Inspiration: Foodiecrush

Ingredients

  • 2lbs pork roast, cut into 1″ pieces and salted well [bring to room temperature if you have time!]
  • 2lbs tomatilloes, peeled and rinsed
  • 1 medium yellow onion, peeled and quartered
  • 4 cloves of garlic, peeled and smashed
  • 4 roasted Hatch chiles, peeled, deseeded, and diced
  • 1/3 cup cilantro, loosely packed
  • 1 teaspoon salt
  • 1 tablespoons olive oil
  • 1 tablespoon butter

Preparation

Preheat oven to 450 degrees. Line a baking sheet with parchment paper. Spread the tomatilloes, onion, and garlic on the baking sheet and place in the oven for about 20 minutes. Flip the vegetables about half way through.

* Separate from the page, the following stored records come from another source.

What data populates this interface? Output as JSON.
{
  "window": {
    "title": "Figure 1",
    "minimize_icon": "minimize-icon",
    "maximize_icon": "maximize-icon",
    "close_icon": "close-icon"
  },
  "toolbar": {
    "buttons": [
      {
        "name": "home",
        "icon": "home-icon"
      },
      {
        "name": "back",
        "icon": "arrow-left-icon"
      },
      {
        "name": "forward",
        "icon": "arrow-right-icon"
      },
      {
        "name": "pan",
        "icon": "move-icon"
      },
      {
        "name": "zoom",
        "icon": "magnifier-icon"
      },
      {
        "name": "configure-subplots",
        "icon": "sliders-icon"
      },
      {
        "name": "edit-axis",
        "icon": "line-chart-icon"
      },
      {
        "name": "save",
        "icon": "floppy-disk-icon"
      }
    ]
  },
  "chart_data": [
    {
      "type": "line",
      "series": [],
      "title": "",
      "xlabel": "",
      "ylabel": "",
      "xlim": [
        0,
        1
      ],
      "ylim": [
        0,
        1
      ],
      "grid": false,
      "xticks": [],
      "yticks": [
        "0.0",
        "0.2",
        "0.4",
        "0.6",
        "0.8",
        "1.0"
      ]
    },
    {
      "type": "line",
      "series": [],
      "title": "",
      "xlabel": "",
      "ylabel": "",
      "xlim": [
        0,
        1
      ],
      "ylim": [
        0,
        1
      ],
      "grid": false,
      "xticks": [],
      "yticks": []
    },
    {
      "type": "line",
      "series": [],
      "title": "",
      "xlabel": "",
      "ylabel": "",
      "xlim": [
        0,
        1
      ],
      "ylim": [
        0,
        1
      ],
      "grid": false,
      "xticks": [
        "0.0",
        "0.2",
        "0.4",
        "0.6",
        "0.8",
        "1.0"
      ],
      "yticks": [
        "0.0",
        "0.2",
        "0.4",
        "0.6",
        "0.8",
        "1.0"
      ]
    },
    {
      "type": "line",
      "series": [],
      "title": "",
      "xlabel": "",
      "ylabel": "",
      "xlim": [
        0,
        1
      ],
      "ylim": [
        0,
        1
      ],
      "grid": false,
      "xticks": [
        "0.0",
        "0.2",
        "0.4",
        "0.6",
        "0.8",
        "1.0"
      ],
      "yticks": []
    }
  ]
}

While the vegetables are roasting, bring a cast iron skillet to high medium-heat. Add 1 tablespoon of olive oil and the tablespoon of butter to the pan. When its melted and sizzling, but before the butter starts to brown, add the pork in an even layer. Brown on all sides, which will take about four minutes on each side. You’ll likely have to do this in batches. Put the browned pieces into the crock pot. Drain any of the grease from the pan into the crockpot when you’re browning all of the meat.

When the vegetables are done roasting, place them in a blender or food processor with the roasted Hatch chiles. Blend until smooth. Resist the urge to add water. The tomatilloes will add more than enough liquid. Add a teaspoon of salt and the cilantro. Blend until smooth. Taste for more salt. Add the chile mixture to the crockpot and stir to coat all of the pieces in it. Cook on high for 4-5 hours. Shred the pork in the mixture and let it soak up sauce.

Serve with tortillas, queso fresco, additional cilantro, and avocado if you can find a ripe one that isn’t $5.